In order to prevent blue light disrupting your sleep cycle its best to avoid using screens late in the evening or at night or to wear blue light glasses when doing so.
We have a blog here with tips on this and other ways to ensure you get a good night’s sleep.
What evidence is there to support the use of blue light glasses?
A 2017 study (2) entitled Short-Wavelength Light-Blocking Eyeglasses Attenuate Symptoms of Eye Fatigue by Lin JB et al set out to investigate if wearing blue light blocking glasses whilst using digital screens experience less visual fatigue and report fewer symptoms of visual discomfort than control subjects who wear glasses with clear lenses.
The subjects performed a computer task lasting two hours and digital eye strain was measured objectively by measuring critical flicker fusion frequency.
The results of the study showed that the change in Critical fusion frequency after the computer task was significantly more positive (i.e., less eye fatigue) in those wearing blue light glasses versus those with no-block (P = 0.027) and low-block (P = 0.008) groups. Moreover, random assignment to the blue light glasses group but not to the low-block group predicted a more positive change in CFF (i.e., less eye fatigue) following the computer task (adjusted β = 2.310; P = 0.002). Additionally, those wearing blue light glasses reported significantly less feeling of pain around/inside the eye (P = 0.0063), less feeling that the eyes were heavy (P = 0.0189), and less feeling that the eyes were itchy (P = 0.0043) following the computer task, when compared to subjects not wearing blue light glasses.
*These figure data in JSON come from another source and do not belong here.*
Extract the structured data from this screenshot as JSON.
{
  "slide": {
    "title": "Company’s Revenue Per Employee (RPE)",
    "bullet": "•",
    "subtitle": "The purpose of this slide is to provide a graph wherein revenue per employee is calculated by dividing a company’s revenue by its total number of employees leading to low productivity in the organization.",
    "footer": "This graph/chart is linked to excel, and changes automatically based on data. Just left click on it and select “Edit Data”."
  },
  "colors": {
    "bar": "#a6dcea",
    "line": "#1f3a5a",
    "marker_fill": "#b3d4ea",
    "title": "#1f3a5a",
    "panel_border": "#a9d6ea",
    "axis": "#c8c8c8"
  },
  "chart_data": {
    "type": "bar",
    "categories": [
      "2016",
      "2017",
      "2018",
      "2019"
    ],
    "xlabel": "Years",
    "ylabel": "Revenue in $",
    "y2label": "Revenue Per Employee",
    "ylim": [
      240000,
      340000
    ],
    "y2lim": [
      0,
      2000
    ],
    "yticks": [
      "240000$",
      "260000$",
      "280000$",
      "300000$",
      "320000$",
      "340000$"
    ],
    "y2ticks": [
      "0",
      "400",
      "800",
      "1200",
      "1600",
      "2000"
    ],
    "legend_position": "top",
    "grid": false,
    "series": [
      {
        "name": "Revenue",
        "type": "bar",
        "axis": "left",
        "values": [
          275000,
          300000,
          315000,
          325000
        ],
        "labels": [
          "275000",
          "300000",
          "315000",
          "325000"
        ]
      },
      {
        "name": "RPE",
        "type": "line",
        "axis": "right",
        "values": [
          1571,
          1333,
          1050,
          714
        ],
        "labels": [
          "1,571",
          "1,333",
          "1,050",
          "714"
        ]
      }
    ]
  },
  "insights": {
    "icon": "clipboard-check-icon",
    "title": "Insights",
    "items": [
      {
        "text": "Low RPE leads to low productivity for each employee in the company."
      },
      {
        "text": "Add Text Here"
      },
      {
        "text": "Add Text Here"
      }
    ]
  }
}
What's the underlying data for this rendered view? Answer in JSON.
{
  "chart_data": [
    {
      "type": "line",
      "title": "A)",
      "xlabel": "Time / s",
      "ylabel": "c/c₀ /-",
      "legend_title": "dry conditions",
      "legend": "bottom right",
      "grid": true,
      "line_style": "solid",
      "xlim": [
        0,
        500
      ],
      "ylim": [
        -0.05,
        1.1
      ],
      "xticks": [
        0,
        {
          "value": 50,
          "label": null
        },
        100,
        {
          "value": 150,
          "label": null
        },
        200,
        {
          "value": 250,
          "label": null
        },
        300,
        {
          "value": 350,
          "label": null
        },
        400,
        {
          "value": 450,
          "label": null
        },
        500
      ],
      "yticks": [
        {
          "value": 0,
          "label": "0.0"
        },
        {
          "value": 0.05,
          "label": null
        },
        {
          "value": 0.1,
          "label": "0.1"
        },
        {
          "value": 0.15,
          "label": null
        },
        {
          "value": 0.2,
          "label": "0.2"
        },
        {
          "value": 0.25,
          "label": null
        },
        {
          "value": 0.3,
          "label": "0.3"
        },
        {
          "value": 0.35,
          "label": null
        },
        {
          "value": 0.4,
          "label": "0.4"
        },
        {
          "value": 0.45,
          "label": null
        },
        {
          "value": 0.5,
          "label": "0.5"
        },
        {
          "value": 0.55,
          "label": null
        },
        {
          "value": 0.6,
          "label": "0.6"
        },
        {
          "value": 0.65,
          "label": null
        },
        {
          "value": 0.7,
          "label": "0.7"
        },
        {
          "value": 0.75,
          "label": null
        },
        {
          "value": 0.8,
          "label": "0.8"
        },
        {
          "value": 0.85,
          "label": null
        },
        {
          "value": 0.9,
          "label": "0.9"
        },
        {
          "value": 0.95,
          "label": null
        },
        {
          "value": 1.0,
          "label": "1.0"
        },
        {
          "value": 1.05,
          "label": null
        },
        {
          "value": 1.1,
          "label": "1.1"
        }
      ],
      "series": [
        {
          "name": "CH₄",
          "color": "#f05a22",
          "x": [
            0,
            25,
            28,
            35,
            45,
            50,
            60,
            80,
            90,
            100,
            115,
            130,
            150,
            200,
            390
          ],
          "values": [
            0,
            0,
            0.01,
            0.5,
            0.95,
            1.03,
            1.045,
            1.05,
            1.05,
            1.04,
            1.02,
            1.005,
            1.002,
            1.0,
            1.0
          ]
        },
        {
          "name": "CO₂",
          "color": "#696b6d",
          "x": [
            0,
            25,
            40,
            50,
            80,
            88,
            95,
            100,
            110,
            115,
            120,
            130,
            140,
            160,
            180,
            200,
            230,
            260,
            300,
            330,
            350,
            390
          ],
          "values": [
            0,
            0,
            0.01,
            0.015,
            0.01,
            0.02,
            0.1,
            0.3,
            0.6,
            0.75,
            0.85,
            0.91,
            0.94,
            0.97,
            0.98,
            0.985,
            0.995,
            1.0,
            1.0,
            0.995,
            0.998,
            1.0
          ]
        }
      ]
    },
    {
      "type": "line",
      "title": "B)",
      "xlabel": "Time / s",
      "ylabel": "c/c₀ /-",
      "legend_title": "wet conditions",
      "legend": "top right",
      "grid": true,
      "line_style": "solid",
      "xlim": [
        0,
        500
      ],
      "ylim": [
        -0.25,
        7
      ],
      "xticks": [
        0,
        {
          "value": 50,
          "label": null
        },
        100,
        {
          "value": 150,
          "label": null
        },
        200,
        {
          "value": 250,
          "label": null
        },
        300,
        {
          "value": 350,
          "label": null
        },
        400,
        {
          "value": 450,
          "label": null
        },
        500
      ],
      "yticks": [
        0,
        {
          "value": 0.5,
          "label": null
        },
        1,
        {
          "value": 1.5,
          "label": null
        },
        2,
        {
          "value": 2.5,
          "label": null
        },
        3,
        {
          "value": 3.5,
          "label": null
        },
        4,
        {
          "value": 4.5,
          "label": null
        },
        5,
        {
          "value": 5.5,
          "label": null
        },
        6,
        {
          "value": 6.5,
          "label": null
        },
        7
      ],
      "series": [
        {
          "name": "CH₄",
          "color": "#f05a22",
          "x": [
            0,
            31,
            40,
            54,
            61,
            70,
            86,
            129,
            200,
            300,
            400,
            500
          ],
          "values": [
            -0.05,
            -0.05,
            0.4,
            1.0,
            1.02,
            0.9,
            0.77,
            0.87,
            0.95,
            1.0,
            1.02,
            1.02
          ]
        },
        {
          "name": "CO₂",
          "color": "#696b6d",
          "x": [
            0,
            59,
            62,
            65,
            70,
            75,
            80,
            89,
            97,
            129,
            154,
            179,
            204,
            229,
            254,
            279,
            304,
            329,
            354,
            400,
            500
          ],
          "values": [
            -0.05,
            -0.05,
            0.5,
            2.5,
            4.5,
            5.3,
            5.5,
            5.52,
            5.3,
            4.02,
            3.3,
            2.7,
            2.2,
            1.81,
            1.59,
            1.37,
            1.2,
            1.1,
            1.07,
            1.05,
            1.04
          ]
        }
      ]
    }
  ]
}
Another 2017 study by Leung et al (3) set out to examine the benefits of blue light glasses. Their study, Blue-Light Filtering Spectacle Lenses: Optical and Clinical Performances showed that blue light blocking glasses lenses reduce phototoxicity by 10.6%–23.6%, without degrading visual performance, and have thus been suggested as an aid for protecting the eyes against the blue light hazard.
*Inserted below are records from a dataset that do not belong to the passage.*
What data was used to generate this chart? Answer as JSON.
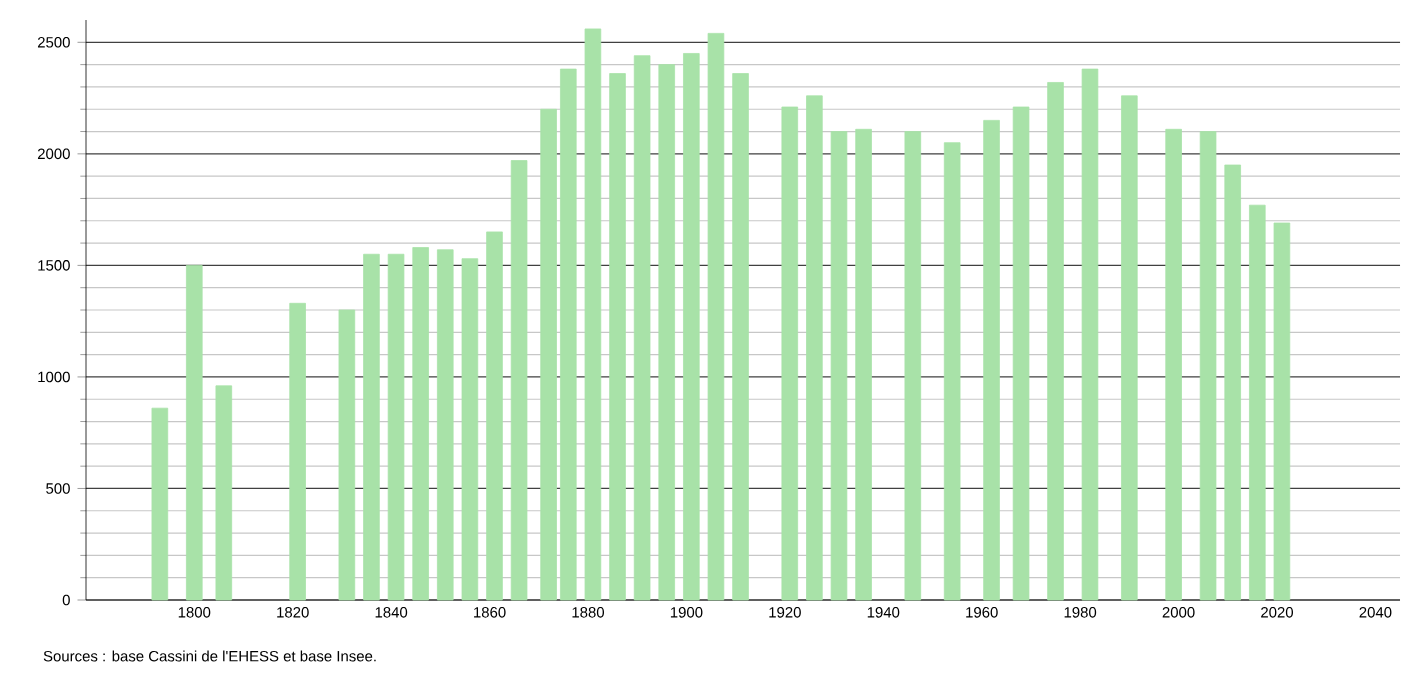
{
  "chart_data": {
    "type": "bar",
    "x": [
      1793,
      1800,
      1806,
      1821,
      1831,
      1836,
      1841,
      1846,
      1851,
      1856,
      1861,
      1866,
      1872,
      1876,
      1881,
      1886,
      1891,
      1896,
      1901,
      1906,
      1911,
      1921,
      1926,
      1931,
      1936,
      1946,
      1954,
      1962,
      1968,
      1975,
      1982,
      1990,
      1999,
      2006,
      2011,
      2016,
      2021
    ],
    "values": [
      860,
      1500,
      960,
      1330,
      1300,
      1550,
      1550,
      1580,
      1570,
      1530,
      1650,
      1970,
      2200,
      2380,
      2560,
      2360,
      2440,
      2400,
      2450,
      2540,
      2360,
      2210,
      2260,
      2100,
      2110,
      2100,
      2050,
      2150,
      2210,
      2320,
      2380,
      2260,
      2110,
      2100,
      1950,
      1770,
      1690
    ],
    "color": "#a8e2a8",
    "xlim": [
      1778,
      2045
    ],
    "ylim": [
      0,
      2600
    ],
    "xticks": [
      1800,
      1820,
      1840,
      1860,
      1880,
      1900,
      1920,
      1940,
      1960,
      1980,
      2000,
      2020,
      2040
    ],
    "yticks": [
      0,
      500,
      1000,
      1500,
      2000,
      2500
    ],
    "grid": "y",
    "annotations": [
      "Sources : base Cassini de l'EHESS et base Insee."
    ]
  }
}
A 2016 study (4) published in Molecular Vision investigated the effects of blue light on eye physiology and on the circadian system. It shows that blue light in the range of 460–480 nm is more effective compared to monochromatic light of 555 nm in reducing the production of melatonin and thus phase-shifting the human circadian clock. It also shows that there can be an accumulative effect of blue light exposure in the eye which can cause long terms concerns as well as the short term effects.
A 2020 study (5), published in the journal of applied physiology, on the effects of blue light glasses on sleep and productivity, entitled The effects of blue filtration on sleep and work outcomes by Cristiano Guarana and Christopher Barnes again showed significant improvements in sleep and work outcomes for those wearing blue light glasses versus a placebo group.